L’agent Loreille était un petit maigrichon au visage mince et aux oreille décollées. C’était là son vrai nom !
- J’ai trouvé, chef ! J’ai mis du temps parce que ses aventures ne sont pas publiées sur papier. L’auteur est un dénommé Joe Krapov. Il y a deux pièces de théâtre au catalogue de la Bibliothèque Nationale de France mais elles n’ont apparemment pas été jouées. Et puis monsieur Cinq-Sens ne vient pas de là. Il y a aussi sur Amazon.fr deux brochures satiriques dont une s’intitule « Joe Krapov écrit aux z’élus de Sablé et à plein d’autres gens ». Ca date de 1996. Ca ne vous dit rien Sablé, chef ?
- C’est la ville de l’ancien premier ministre ? Quel rapport ?
- Par Saint-Brice, vous êtes incollable, brigadier ! Pour le rapport, aucun. Celui-ci…
L’agent Loreille fixa Camille et eut la même grimace dégoûtée que tous ceux qui l’avaient considéré jusqu’à présent.
- Cette sueur orange qui leur coule sur le front et ces yeux vides, franchement, je trouve ça vraiment affreux !
- C’est le passage par les volutes du temps, agent Loreille. Un phénomène physiologique auquel nous ne pouvons rien mais qui nous permet de les repérer lors de leur rematérialisation. Continuez, mon vieux.
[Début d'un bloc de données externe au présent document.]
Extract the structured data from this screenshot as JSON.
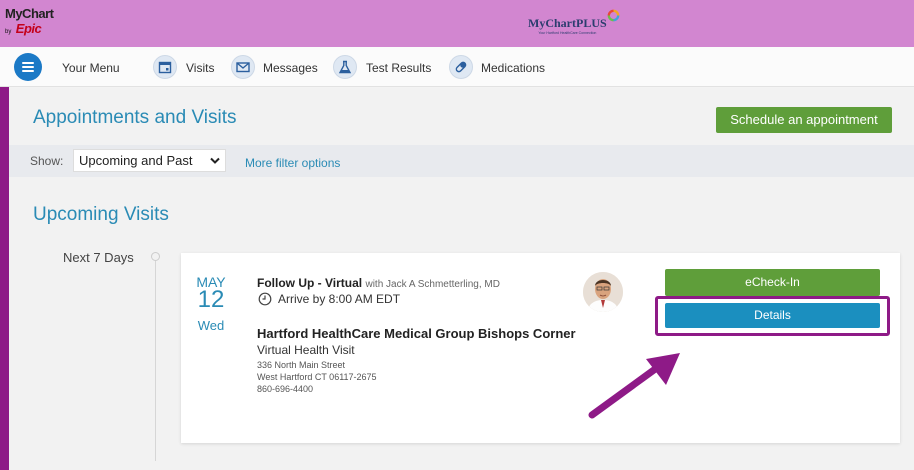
{
  "header": {
    "logo_line1": "MyChart",
    "logo_by": "by",
    "logo_brand": "Epic",
    "plus_logo": "MyChartPLUS",
    "plus_tagline": "Your Hartford HealthCare Connection"
  },
  "nav": {
    "menu_label": "Your Menu",
    "items": [
      {
        "label": "Visits",
        "icon": "calendar-icon"
      },
      {
        "label": "Messages",
        "icon": "envelope-icon"
      },
      {
        "label": "Test Results",
        "icon": "flask-icon"
      },
      {
        "label": "Medications",
        "icon": "pill-icon"
      }
    ]
  },
  "page": {
    "title": "Appointments and Visits",
    "schedule_button": "Schedule an appointment"
  },
  "filter": {
    "show_label": "Show:",
    "selected": "Upcoming and Past",
    "more": "More filter options"
  },
  "upcoming": {
    "heading": "Upcoming Visits",
    "group": "Next 7 Days"
  },
  "visit": {
    "month": "MAY",
    "day": "12",
    "weekday": "Wed",
    "type": "Follow Up - Virtual",
    "with": "with Jack A Schmetterling, MD",
    "arrive": "Arrive by 8:00 AM EDT",
    "department": "Hartford HealthCare Medical Group Bishops Corner",
    "location": "Virtual Health Visit",
    "street": "336 North Main Street",
    "city": "West Hartford CT 06117-2675",
    "phone": "860-696-4400",
    "echeck_button": "eCheck-In",
    "details_button": "Details"
  },
  "colors": {
    "header_bg": "#d286d0",
    "accent_blue": "#2a8bb5",
    "green_button": "#5f9e3a",
    "details_blue": "#1b8fbf",
    "highlight_purple": "#8e1a87"
  }
}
- Alors voilà. Camille Cinq-Sens. Une incursion dans un roman de San Antonio.
- On s’est déjà débarrassés de l’affreux Bérurier.
- Et surtout… Vous ne devinez pas où je l’ai retrouvé ?
- Non.
- Sur des sites Internet censurés : Les Impromptus littéraires, le Défi du samedi et surtout Kaléidoplumes. C’est sur ce dernier qu’on l’a repêché. Une histoire d’île déserte en plusieurs épisodes.
- Okkkaaaayyye ! Je comprends mieux !
Il fit venir Loreille près de lui et lui dit à voix basse :
- Appelle-moi ton compère Lardu. Vous allez l’embarquer. Je téléphone pour savoir où il y a de la place. »
Loreille sortit puis revint escorté d’ un gros gendarme à l’air bourru.
- Vous allez patienter en cellule, monsieur Cinq-Sens. J’ai un coup de téléphone ou deux à donner et ensuite votre affaire sera réglée rapidement, je vous le promets. »
Bien évidemment Camille opposa ce qui lui restait de résistance physique à cette incarcération arbitraire. Mais que vouliez vous qu’il fît contre deux gendarmes et leurs renforts ?
***
Il ne restait plus de place au centre de rétention de Saint-Jack-de-la-Lande près de Rennes. C’est pour cette raison que Camille Cinq-Sens fut envoyé dans celui de Sablé-sur-Sarthe. Tout comme les prisons, les mouroirs, et les logements des pauvres qu’on appelait des ghettos, ce centre avait été construit à l’écart de la ville, plus précisément même dans la commune voisine. Il n’avait du reste pas été bâti puisqu’on s’était contenté de réaménager un grand bâtiment haut et sinistre situé dans le centre du bourg, comprenant des cellules avec d’étroites fenêtres donnant sur la rivière. C’est ainsi qu’on perdit toute trace de Camille Cinq-Sens le jour il entra comme « retenu »… à l’abbaye de Solesmes.